Mit 14 geriet sie in islamistische Kreise. Mit 16 flog sie ihrem Ehemann, dem späteren IS-Kämpfer „Abu Luqman al-Afghani“, hinterher. Zwei Mal versuchte sie, über Istanbul nach Syrien zu reisen – beim zweiten Mal gelang es. In Raqqa lebte sie laut eigener Aussage „wie eine Gefangene“, durfte das Haus nur vollverschleiert verlassen, „Internet war verboten“. 2017 gebar sie einen Sohn, floh mit ihrem Mann vor dem IS und geriet in kurdische Gefangenschaft.

Nach fast acht Jahren im Lager „Al-Roj“ wurde sie im März 2025 mit ihrem Kind nach Österreich zurückgeholt – und direkt verhaftet. Die U-Haft dauerte aber nur knapp über einen Monat.

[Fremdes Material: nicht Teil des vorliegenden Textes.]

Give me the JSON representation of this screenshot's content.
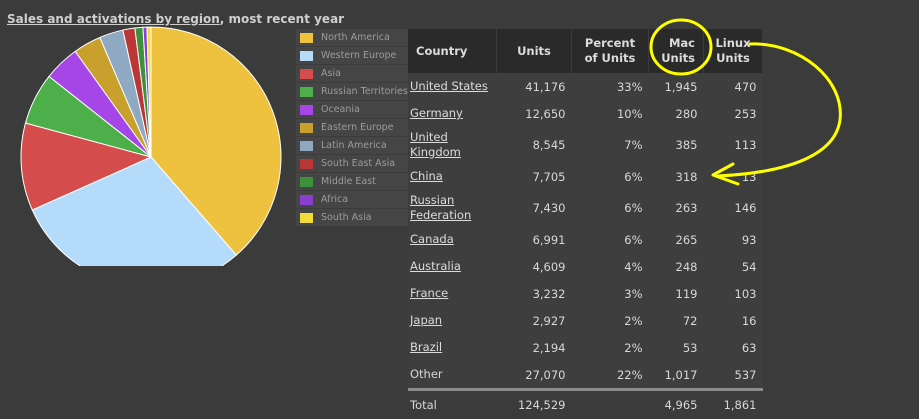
{
  "title": {
    "link_text": "Sales and activations by region",
    "rest_text": ", most recent year"
  },
  "chart_data": {
    "type": "pie",
    "categories": [
      "North America",
      "Western Europe",
      "Asia",
      "Russian Territories",
      "Oceania",
      "Eastern Europe",
      "Latin America",
      "South East Asia",
      "Middle East",
      "Africa",
      "South Asia"
    ],
    "values": [
      39,
      30,
      11,
      6.5,
      4.5,
      3.5,
      3,
      1.5,
      1,
      0.5,
      0.5
    ],
    "colors": [
      "#eec23f",
      "#b4dcfa",
      "#d54c4c",
      "#4caf4a",
      "#a646e6",
      "#c99f2e",
      "#8fa9c2",
      "#bb3636",
      "#3d913b",
      "#8a3fd0",
      "#f2dc3c"
    ]
  },
  "table": {
    "headers": [
      "Country",
      "Units",
      "Percent of Units",
      "Mac Units",
      "Linux Units"
    ],
    "rows": [
      {
        "country": "United States",
        "units": "41,176",
        "pct": "33%",
        "mac": "1,945",
        "linux": "470",
        "link": true
      },
      {
        "country": "Germany",
        "units": "12,650",
        "pct": "10%",
        "mac": "280",
        "linux": "253",
        "link": true
      },
      {
        "country": "United Kingdom",
        "units": "8,545",
        "pct": "7%",
        "mac": "385",
        "linux": "113",
        "link": true
      },
      {
        "country": "China",
        "units": "7,705",
        "pct": "6%",
        "mac": "318",
        "linux": "13",
        "link": true
      },
      {
        "country": "Russian Federation",
        "units": "7,430",
        "pct": "6%",
        "mac": "263",
        "linux": "146",
        "link": true
      },
      {
        "country": "Canada",
        "units": "6,991",
        "pct": "6%",
        "mac": "265",
        "linux": "93",
        "link": true
      },
      {
        "country": "Australia",
        "units": "4,609",
        "pct": "4%",
        "mac": "248",
        "linux": "54",
        "link": true
      },
      {
        "country": "France",
        "units": "3,232",
        "pct": "3%",
        "mac": "119",
        "linux": "103",
        "link": true
      },
      {
        "country": "Japan",
        "units": "2,927",
        "pct": "2%",
        "mac": "72",
        "linux": "16",
        "link": true
      },
      {
        "country": "Brazil",
        "units": "2,194",
        "pct": "2%",
        "mac": "53",
        "linux": "63",
        "link": true
      },
      {
        "country": "Other",
        "units": "27,070",
        "pct": "22%",
        "mac": "1,017",
        "linux": "537",
        "link": false
      }
    ],
    "total": {
      "label": "Total",
      "units": "124,529",
      "pct": "",
      "mac": "4,965",
      "linux": "1,861"
    }
  },
  "annotation": {
    "color": "#ffff00"
  }
}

Frauen und Kinder im Camp Roj: Die Gefangenen hier werden verdächtigt, dem Islamischen Staat (IS) anzugehören.APA/AFP/Delil SOULEIMAN

Emotionaler Prozess – Schulklasse musste draußen bleiben

Die Verhandlung fand unter massiver Bewachung statt – maskierte JEG-Beamte, Verfassungsschützer und Polizei sicherten den Prozess. Evelyn T. erschien in schwarzem Blazer mit offenem Haar – äußerlich erinnerte nichts an die frühere IS-Anhängerin. Der Zuschauerraum war so voll, dass sogar eine Schulklasse abgewiesen wurde.

„Ich danke für diese zweite Chance“, sagte die Angeklagte unter Tränen nach dem Urteil. Ihr Mann, mit dem sie einst nach Syrien reiste, wurde in den Irak überstellt und soll dort mittlerweile zum Tode verurteilt worden sein.